Depression: The Most Common Treatments

Common Treatments

Depression is seldom discussed in public, but it is a serious mental health problem according to various health authorities around the globe. The condition is often seen in women, particularly following pregnancy, but is also commonly observed in men as well. It affects men and women across a wide range of ages from young adulthood right through to old age in some cases. If untreated, depression and depressive episodes can last a lifetime.

The depressive state affects the human brain in noticeable ways that can be treated successfully. There is a variety of different medication options available for various types of treatment options. Antidepressants can be used to relieve or remove depression symptoms entirely but in order for the course of treatment to be most effective the patient needs to take the medication on a regular basis in accordance with the correct dosage.

In many cases, the effects of some antidepressants can take as long as six weeks to have a full impact. For this reason, taking a course of antidepressant medication doesn’t cure depression or resolve the depressive feelings overnight by taking a pill.


The first treatment option are known as selective serotonin reuptake inhibitors and are designed to elevate depressive feelings by reducing the serotonin blockers evident in the brain.

There are a number of different types of SSRI medications available including Zoloft (sertaline), Prozac (fluoxetine), and Oleptro (trazodone). The side effects from taking this medication are not to be discounted, yet the side effects are less than with other medicated treatment options.


Serotonin and norepinephrine reuptake inhibitors boost the levels of both norepinephrine and serotonin in the brain.

Effexor XR (venlafaxine) and Pristiq (desvenlafaxine) have a complementary level of success with patients. Cymbalta (duloxetine) functions in a similar manner but offers pain relief benefits as well.


Tricyclic antidepressants are one of the treatments that doctors and therapists reach for when SSRI medications like Zoloft and Prozac fail to have the desired results. There are more serious side effects with the tricyclic medications including fatigue, low blood pressure, seizures, and irregular heart rate.

Norpramin (desipramine), Tofranil (imipramine), and Vivactil (protriptyline) are three of the common TCAs.


There is only one tetracyclic antidepressant medication used for both anxiety and depression. This is called maprotiline.

Dopamine Reuptake Blocker

This treatment has been designed to help smokers who wish to quit, sufferers of seasonal affective disorder, and those with depression. Wellbutrin (bupropion) is a norepinephrine and dopamine reuptake blocker.
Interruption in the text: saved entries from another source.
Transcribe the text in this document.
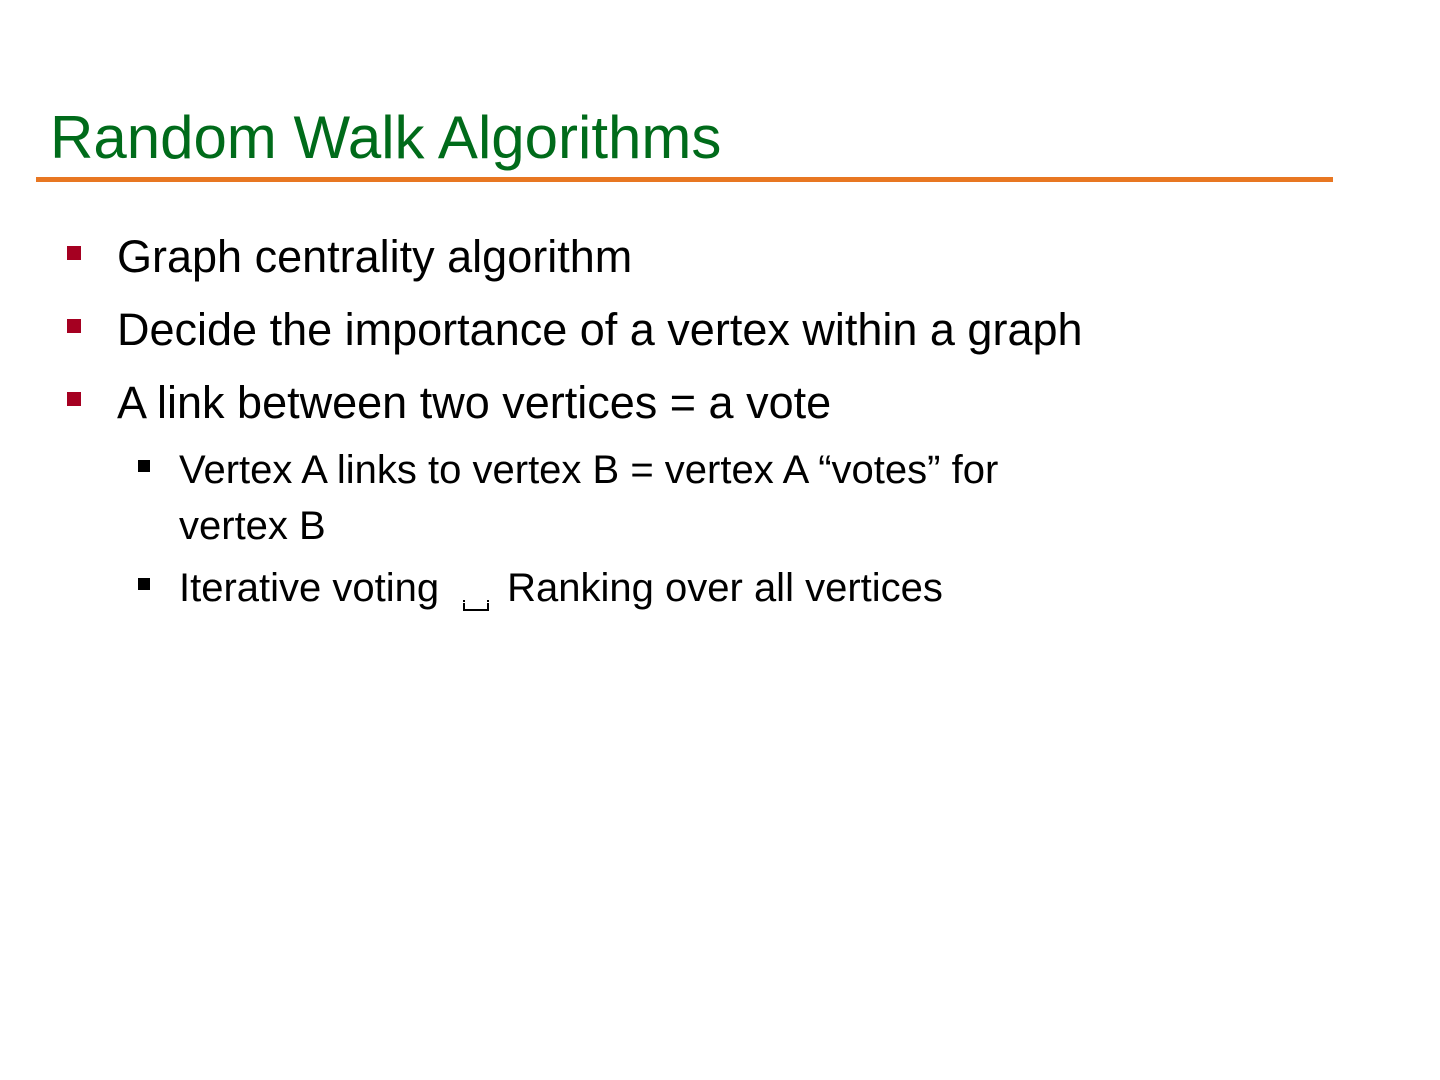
Random Walk Algorithms
Graph centrality algorithm
Decide the importance of a vertex within a graph
A link between two vertices = a vote
Vertex A links to vertex B = vertex A “votes” for
vertex B
Iterative voting Ranking over all vertices
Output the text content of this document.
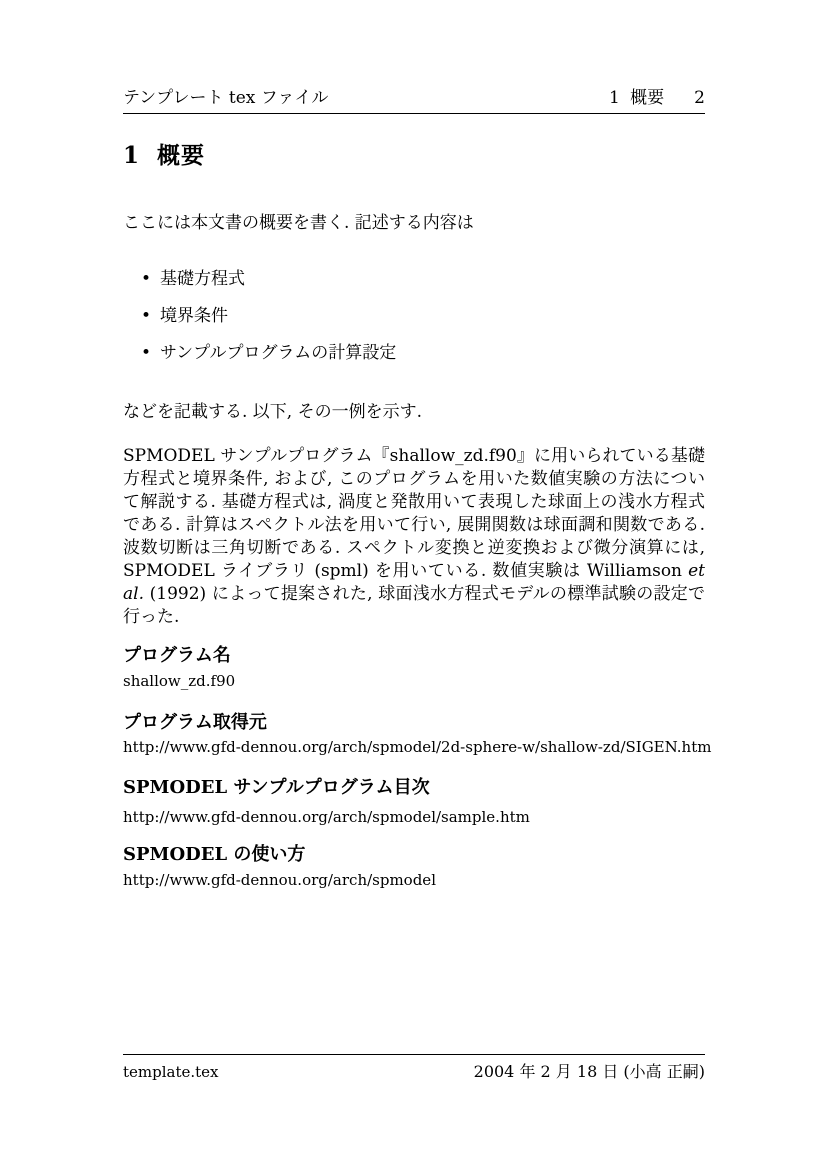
テンプレート tex ファイル	1 概要 2
1 概要

ここには本文書の概要を書く. 記述する内容は

• 基礎方程式
• 境界条件
• サンプルプログラムの計算設定

などを記載する. 以下, その一例を示す.

SPMODEL サンプルプログラム『shallow_zd.f90』に用いられている基礎方程式と境界条件, および, このプログラムを用いた数値実験の方法について解説する. 基礎方程式は, 渦度と発散用いて表現した球面上の浅水方程式である. 計算はスペクトル法を用いて行い, 展開関数は球面調和関数である. 波数切断は三角切断である. スペクトル変換と逆変換および微分演算には, SPMODEL ライブラリ (spml) を用いている. 数値実験は Williamson et al. (1992) によって提案された, 球面浅水方程式モデルの標準試験の設定で行った.

プログラム名

shallow_zd.f90

プログラム取得元

http://www.gfd-dennou.org/arch/spmodel/2d-sphere-w/shallow-zd/SIGEN.htm

SPMODEL サンプルプログラム目次

http://www.gfd-dennou.org/arch/spmodel/sample.htm

SPMODEL の使い方

http://www.gfd-dennou.org/arch/spmodel

template.tex	2004 年 2 月 18 日 (小高 正嗣)
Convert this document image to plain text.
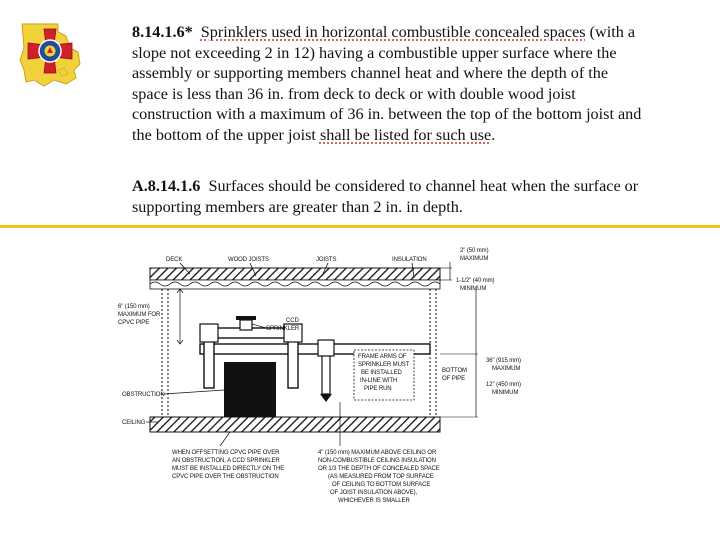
8.14.1.6* Sprinklers used in horizontal combustible concealed spaces (with a
slope not exceeding 2 in 12) having a combustible upper surface where the
assembly or supporting members channel heat and where the depth of the
space is less than 36 in. from deck to deck or with double wood joist
construction with a maximum of 36 in. between the top of the bottom joist and
the bottom of the upper joist shall be listed for such use.

A.8.14.1.6 Surfaces should be considered to channel heat when the surface or
supporting members are greater than 2 in. in depth.

DECK	WOOD JOISTS	JOISTS	INSULATION
FRAME ARMS OF
SPRINKLER MUST
BE INSTALLED
IN-LINE WITH
PIPE RUN
CCD
SPRINKLER
6" (150 mm)
MAXIMUM FOR
CPVC PIPE
OBSTRUCTION
CEILING
2" (50 mm)
MAXIMUM
1-1/2" (40 mm)
MINIMUM
BOTTOM
OF PIPE
36" (915 mm)
MAXIMUM
12" (450 mm)
MINIMUM
WHEN OFFSETTING CPVC PIPE OVER
AN OBSTRUCTION, A CCD SPRINKLER
MUST BE INSTALLED DIRECTLY ON THE
CPVC PIPE OVER THE OBSTRUCTION
4" (150 mm) MAXIMUM ABOVE CEILING OR
NON-COMBUSTIBLE CEILING INSULATION
OR 1/3 THE DEPTH OF CONCEALED SPACE
(AS MEASURED FROM TOP SURFACE
OF CEILING TO BOTTOM SURFACE
OF JOIST INSULATION ABOVE),
WHICHEVER IS SMALLER
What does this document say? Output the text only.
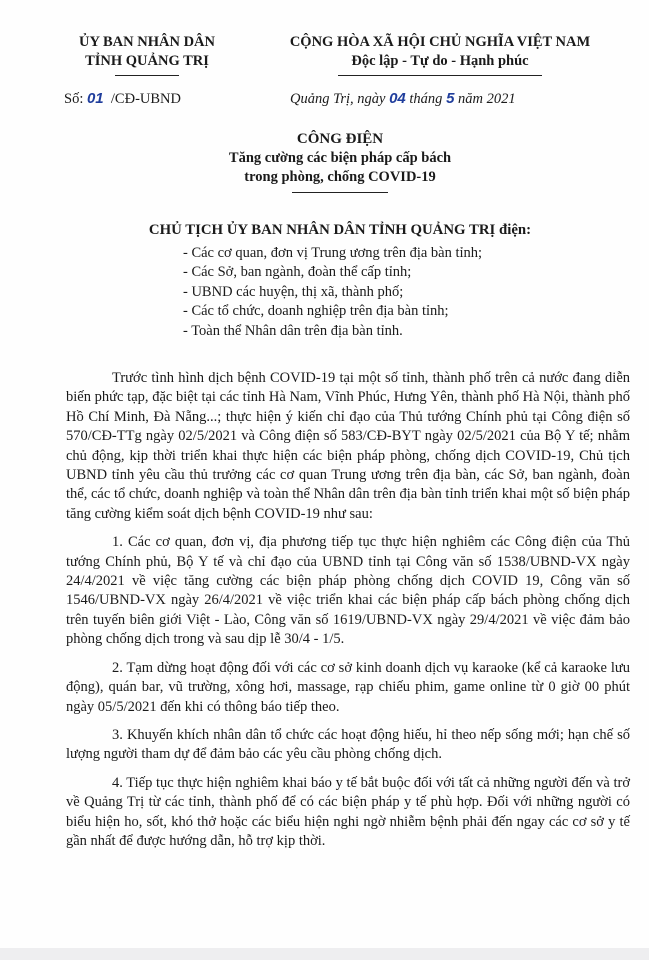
ỦY BAN NHÂN DÂN
TỈNH QUẢNG TRỊ
CỘNG HÒA XÃ HỘI CHỦ NGHĨA VIỆT NAM
Độc lập - Tự do - Hạnh phúc
Số: 01 /CĐ-UBND	Quảng Trị, ngày 04 tháng 5 năm 2021
CÔNG ĐIỆN
Tăng cường các biện pháp cấp bách
trong phòng, chống COVID-19
CHỦ TỊCH ỦY BAN NHÂN DÂN TỈNH QUẢNG TRỊ điện:
- Các cơ quan, đơn vị Trung ương trên địa bàn tỉnh;
- Các Sở, ban ngành, đoàn thể cấp tỉnh;
- UBND các huyện, thị xã, thành phố;
- Các tổ chức, doanh nghiệp trên địa bàn tỉnh;
- Toàn thể Nhân dân trên địa bàn tỉnh.

Trước tình hình dịch bệnh COVID-19 tại một số tỉnh, thành phố trên cả nước đang diễn biến phức tạp, đặc biệt tại các tỉnh Hà Nam, Vĩnh Phúc, Hưng Yên, thành phố Hà Nội, thành phố Hồ Chí Minh, Đà Nẵng...; thực hiện ý kiến chỉ đạo của Thủ tướng Chính phủ tại Công điện số 570/CĐ-TTg ngày 02/5/2021 và Công điện số 583/CĐ-BYT ngày 02/5/2021 của Bộ Y tế; nhằm chủ động, kịp thời triển khai thực hiện các biện pháp phòng, chống dịch COVID-19, Chủ tịch UBND tỉnh yêu cầu thủ trưởng các cơ quan Trung ương trên địa bàn, các Sở, ban ngành, đoàn thể, các tổ chức, doanh nghiệp và toàn thể Nhân dân trên địa bàn tỉnh triển khai một số biện pháp tăng cường kiểm soát dịch bệnh COVID-19 như sau:

1. Các cơ quan, đơn vị, địa phương tiếp tục thực hiện nghiêm các Công điện của Thủ tướng Chính phủ, Bộ Y tế và chỉ đạo của UBND tỉnh tại Công văn số 1538/UBND-VX ngày 24/4/2021 về việc tăng cường các biện pháp phòng chống dịch COVID 19, Công văn số 1546/UBND-VX ngày 26/4/2021 về việc triển khai các biện pháp cấp bách phòng chống dịch trên tuyến biên giới Việt - Lào, Công văn số 1619/UBND-VX ngày 29/4/2021 về việc đảm bảo phòng chống dịch trong và sau dịp lễ 30/4 - 1/5.

2. Tạm dừng hoạt động đối với các cơ sở kinh doanh dịch vụ karaoke (kể cả karaoke lưu động), quán bar, vũ trường, xông hơi, massage, rạp chiếu phim, game online từ 0 giờ 00 phút ngày 05/5/2021 đến khi có thông báo tiếp theo.

3. Khuyến khích nhân dân tổ chức các hoạt động hiếu, hỉ theo nếp sống mới; hạn chế số lượng người tham dự để đảm bảo các yêu cầu phòng chống dịch.

4. Tiếp tục thực hiện nghiêm khai báo y tế bắt buộc đối với tất cả những người đến và trở về Quảng Trị từ các tỉnh, thành phố để có các biện pháp y tế phù hợp. Đối với những người có biểu hiện ho, sốt, khó thở hoặc các biểu hiện nghi ngờ nhiễm bệnh phải đến ngay các cơ sở y tế gần nhất để được hướng dẫn, hỗ trợ kịp thời.
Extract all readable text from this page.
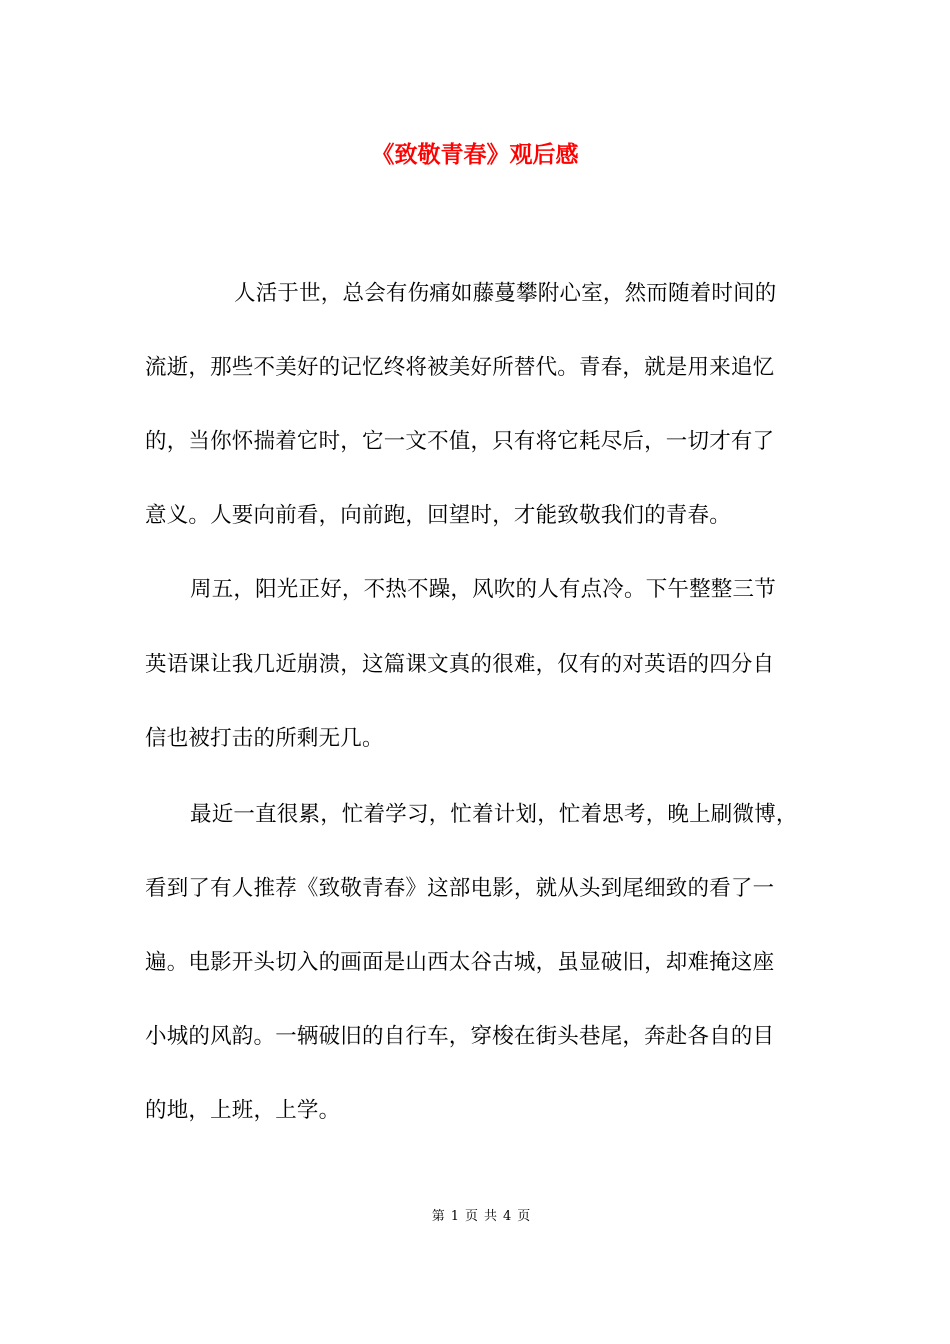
《致敬青春》观后感
人活于世，总会有伤痛如藤蔓攀附心室，然而随着时间的
流逝，那些不美好的记忆终将被美好所替代。青春，就是用来追忆
的，当你怀揣着它时，它一文不值，只有将它耗尽后，一切才有了
意义。人要向前看，向前跑，回望时，才能致敬我们的青春。
周五，阳光正好，不热不躁，风吹的人有点冷。下午整整三节
英语课让我几近崩溃，这篇课文真的很难，仅有的对英语的四分自
信也被打击的所剩无几。
最近一直很累，忙着学习，忙着计划，忙着思考，晚上刷微博，
看到了有人推荐《致敬青春》这部电影，就从头到尾细致的看了一
遍。电影开头切入的画面是山西太谷古城，虽显破旧，却难掩这座
小城的风韵。一辆破旧的自行车，穿梭在街头巷尾，奔赴各自的目
的地，上班，上学。
第 1 页 共 4 页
5-HT2 and 5-HT3 Receptor Antagonists

There are two 5-HT2 receptor antagonists which can be used to treat depression. These are trazodone and nafazodone.

Brintellix (vortioxetine), a 5-HT3 receptor antagonist, is also used for depression too.

Transcranial Magnetic Stimulation

Transcranial Magnetic Stimulation is a newer, non-pharmaceutical treatment for depression which involves using an MRI to view the brain. Transcranial Magnetic Stimulation is then used in areas affected by depression to help modify how the brain deals with depressive thoughts. Smart Brain and Health can provide more information on this newer approach to treating depression.

Like with all health issues, it is important to discuss your treatment options with your doctor.